11. In his autobiography, Brockway recounts that, while in isolation, he was only allowed to have one book at a time and that, for a period of time, it was an edition of the New Testament in Esperanto. See Brockway, Fenner (1977). Towards Tomorrow: The Autobiography of Fenner Brockway. London: Hart-Davis, MacGibbon, p. 54. Not far from the UK, another Esperantist who was supportive of the objection of consciousness was assassinated during the Easter Rising in 1916. His name was Francis Sheehy-Skeffington and he was a friend of James Joyce and a follower of the pacifist and feminist ideas of T. W. Stead. See Levenson, Leah (1983). With Wooden Sword: a portrait of Francis Sheehy-Skeffington, militant pacifist. Boston: Northeastern University Press. The relationship between this Irish journalist, mentioned by Leah (op. cit.: p. 13), was confirmed by Christopher Fettes – disciple of the politician and professor Owen Sheehy-Skeffington, Francis’ son – in a personal communication with the author of this article on 31 July 2015 in Lille, France.
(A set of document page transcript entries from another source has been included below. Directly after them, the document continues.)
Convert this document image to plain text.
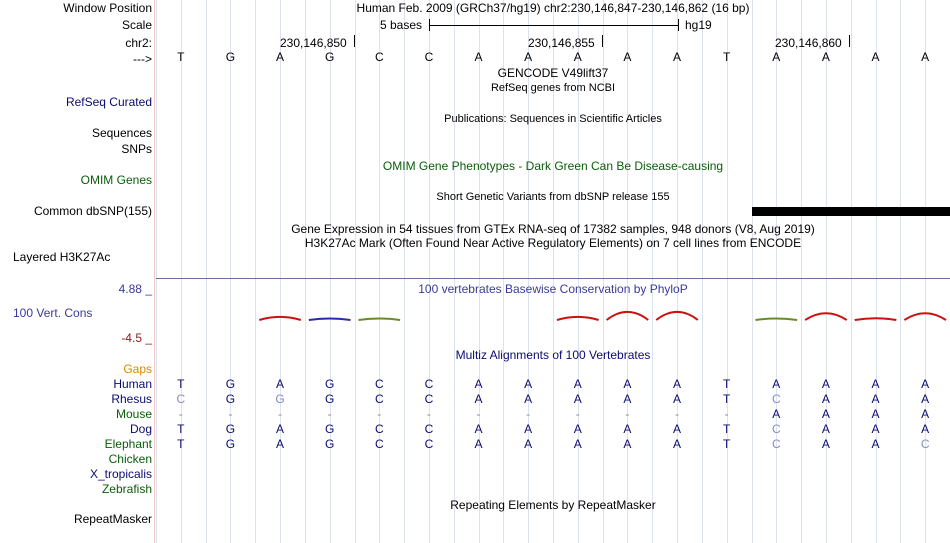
Window Position
Scale
chr2:
--->
RefSeq Curated
Sequences
SNPs
OMIM Genes
Common dbSNP(155)
Layered H3K27Ac
4.88 _
100 Vert. Cons
-4.5 _
Gaps
Human
Rhesus
Mouse
Dog
Elephant
Chicken
X_tropicalis
Zebrafish
RepeatMasker
Human Feb. 2009 (GRCh37/hg19) chr2:230,146,847-230,146,862 (16 bp)
5 bases	hg19
230,146,850	230,146,855	230,146,860
T	G	A	G	C	C	A	A	A	A	A	T	A	A	A	A
GENCODE V49lift37
RefSeq genes from NCBI
Publications: Sequences in Scientific Articles
OMIM Gene Phenotypes - Dark Green Can Be Disease-causing
Short Genetic Variants from dbSNP release 155
Gene Expression in 54 tissues from GTEx RNA-seq of 17382 samples, 948 donors (V8, Aug 2019)
H3K27Ac Mark (Often Found Near Active Regulatory Elements) on 7 cell lines from ENCODE
100 vertebrates Basewise Conservation by PhyloP
Multiz Alignments of 100 Vertebrates
T	G	A	G	C	C	A	A	A	A	A	T	A	A	A	A
C	G	G	G	C	C	A	A	A	A	A	T	C	A	A	A
-	-	-	-	-	-	-	-	-	-	-	-	A	A	A	A
T	G	A	G	C	C	A	A	A	A	A	T	C	A	A	A
T	G	A	G	C	C	A	A	A	A	A	T	C	A	A	C
Repeating Elements by RepeatMasker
12. See del Barrio, Toño (2009) “Anarkiisto proponis Esperanton al la komunista internacion” Sennaciulo 05/06, n-ro 1247-1248. On another front, a study about the relationship between anarchism and the international auxiliary language in Spain can be found in chapter 2 of Marin, Dolors (2010). Anarquistas: un siglo de movimiento libertario en España. Barcelona: Ariel.

13. An example is Tivadar Soros (father of George Soros), who recounted his experiences in Siberia as a prisoner of war in Modernaj Robinzonoj. New York: Mondial 1999 [1923]. Hungarian writer Julio Baghy also wrote his main works precisely during his years of captivity in Siberia.

14. See chapter 6 of Maria Marchese’s thesis “Visca França, Visca Catalunya!” La Catalogna durante la Prima Guerra mondiale: una prospettiva di genere. University of Naples.

15. Alexander Zamenhof would have decided to end his life because of the atrocities and the cruelty of the war. See Banet-Fornalowa, Zofia (2000). La familio Zamenhof. La Chaux-de-Fonds: Kooperativo de Literatura Foiro.

16. One of the most active participants of these conferences was the aforementioned Josef Metzger. See Prasad, Devi (2005). War Is a Crime Against Humanity: The Story of War Resisters’ International. London: War Resisters’ International, p. 89.

17. See Prasad, Op. Cit., pp. 89, 95, 143 and 478.

18. See Cortès, Lurdes (2011). “Els nens austríacs acollits a Osona (1920-1923)”. AUSA, XXV (167), p. 209-247.

19. See report by Under Secretary-General of the League of Nations, Inazo Nitobe: Esperanto and the Language Question at the League of Nations, (1921).